SWC(filepath[, recursive])

Support reading neuron data from swc files [1].

class genepy3d.io.swc.SWC(filepath, recursive=False)[source]#

Bases: object

Support reading neuron data from swc files [1].

References

Methods:

get_neuron_id()

Return neuron IDs.

get_neurons([neuron_id])

Return list of neurons (Tree object) identified by IDs.

get_neuron_id()[source]#

Return neuron IDs.

Returns:

A pandas serie of (name,id).

get_neurons(neuron_id=None)[source]#

Return list of neurons (Tree object) identified by IDs.

Returns:

A dictionary where key is the neuron ID and value is the Tree object.

genepy3d.io.trackmate module#

This module supports reading tracked file from TrackMate.

Functions:

read_spots(filepath)

Read tracked spots table exported from TrackMate.

Classes:

Spots(spotsdf)

Handle tracked spots table.

genepy3d.io.trackmate.read_spots(filepath)[source]#

Read tracked spots table exported from TrackMate.

Parameters:

filepath (str) – path to the csv file.

Returns:

Spots object.

class genepy3d.io.trackmate.Spots(spotsdf)[source]#

Bases: object

Handle tracked spots table.

spots#

Spots table.

Type:

dataframe

trackid_lst#

list of trackid from the Spots table.

Type:

numpy array

nb_tracks#

number of tracks.

Type:

int

Notes

The spots table must be imported from trackmate.read_spots().

Examples

import numpy as np
from genepy3d.io import trackmate

# Csv file of spots table from Trackmate
spots = trackmate.read_spots("path/to/spots/csv/file")

Methods:

tracks_nb_spots([ascending])

Return number of spots per track.

get_tracks(trackid_lst[, return_type, ...])

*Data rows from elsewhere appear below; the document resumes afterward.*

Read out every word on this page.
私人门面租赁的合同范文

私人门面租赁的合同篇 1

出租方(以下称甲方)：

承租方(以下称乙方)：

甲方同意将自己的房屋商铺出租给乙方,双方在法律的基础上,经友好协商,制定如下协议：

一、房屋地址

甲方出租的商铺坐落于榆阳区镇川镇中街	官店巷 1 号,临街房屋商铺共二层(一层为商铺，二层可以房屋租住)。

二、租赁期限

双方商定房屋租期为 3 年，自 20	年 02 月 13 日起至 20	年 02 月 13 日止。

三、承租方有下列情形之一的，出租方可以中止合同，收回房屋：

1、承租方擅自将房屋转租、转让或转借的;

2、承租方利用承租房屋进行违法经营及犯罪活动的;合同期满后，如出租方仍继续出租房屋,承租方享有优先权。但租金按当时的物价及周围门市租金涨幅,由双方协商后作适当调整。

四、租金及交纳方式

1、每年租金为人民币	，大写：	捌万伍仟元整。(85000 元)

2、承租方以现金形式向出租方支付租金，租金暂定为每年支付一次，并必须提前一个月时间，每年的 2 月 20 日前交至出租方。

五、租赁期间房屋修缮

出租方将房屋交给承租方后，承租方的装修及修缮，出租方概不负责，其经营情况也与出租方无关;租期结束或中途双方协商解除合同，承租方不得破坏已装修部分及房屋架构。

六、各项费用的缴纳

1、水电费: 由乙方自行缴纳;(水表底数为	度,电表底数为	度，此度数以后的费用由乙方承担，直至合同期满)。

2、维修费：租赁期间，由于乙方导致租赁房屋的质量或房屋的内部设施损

Return tracks data given by trackid_lst.

remove_tracks(trackid_lst_excluded)

Remove tracks from the table.

tracks_nb_spots(ascending=False)[source]#

Return number of spots per track.

Parameters:

ascending (bool) – if True, sort by ascending order.

Returns:

A Pandas series index by trackid.

get_tracks(trackid_lst, return_type='simpletrack', x_col='position_x', y_col='position_y', z_col='position_z', t_col='frame')[source]#

Return tracks data given by trackid_lst.

Support two returns: “dataframe” as a Pandas dataframe and “simpletrack” as SimpleTrack objects.

Parameters:
  • trackid_lst (numpy array or int) – a single trackid or list of trackid.

  • return_type (str) – if “dataframe” then return a Pandas dataframe, if “simpletrack” then return SimpleTrack objects.

  • x_col (str) – x column name.

  • y_col (str) – y column name.

  • z_col (str) – z column name.

  • t_col (str) – time column name.

Returns:

A Pandas dataframe or SimpleTrack objects depend on condition.

Notes

The parameters x_col, y_col, z_col and t_col are only needed if return_type = “simpletrack”.

remove_tracks(trackid_lst_excluded)[source]#

Remove tracks from the table.

Parameters:

trackid_lst_excluded (numpy array) – list of trackids to be removed.

Returns:

Itself. Tracks with given trackids will be removed from the spots table.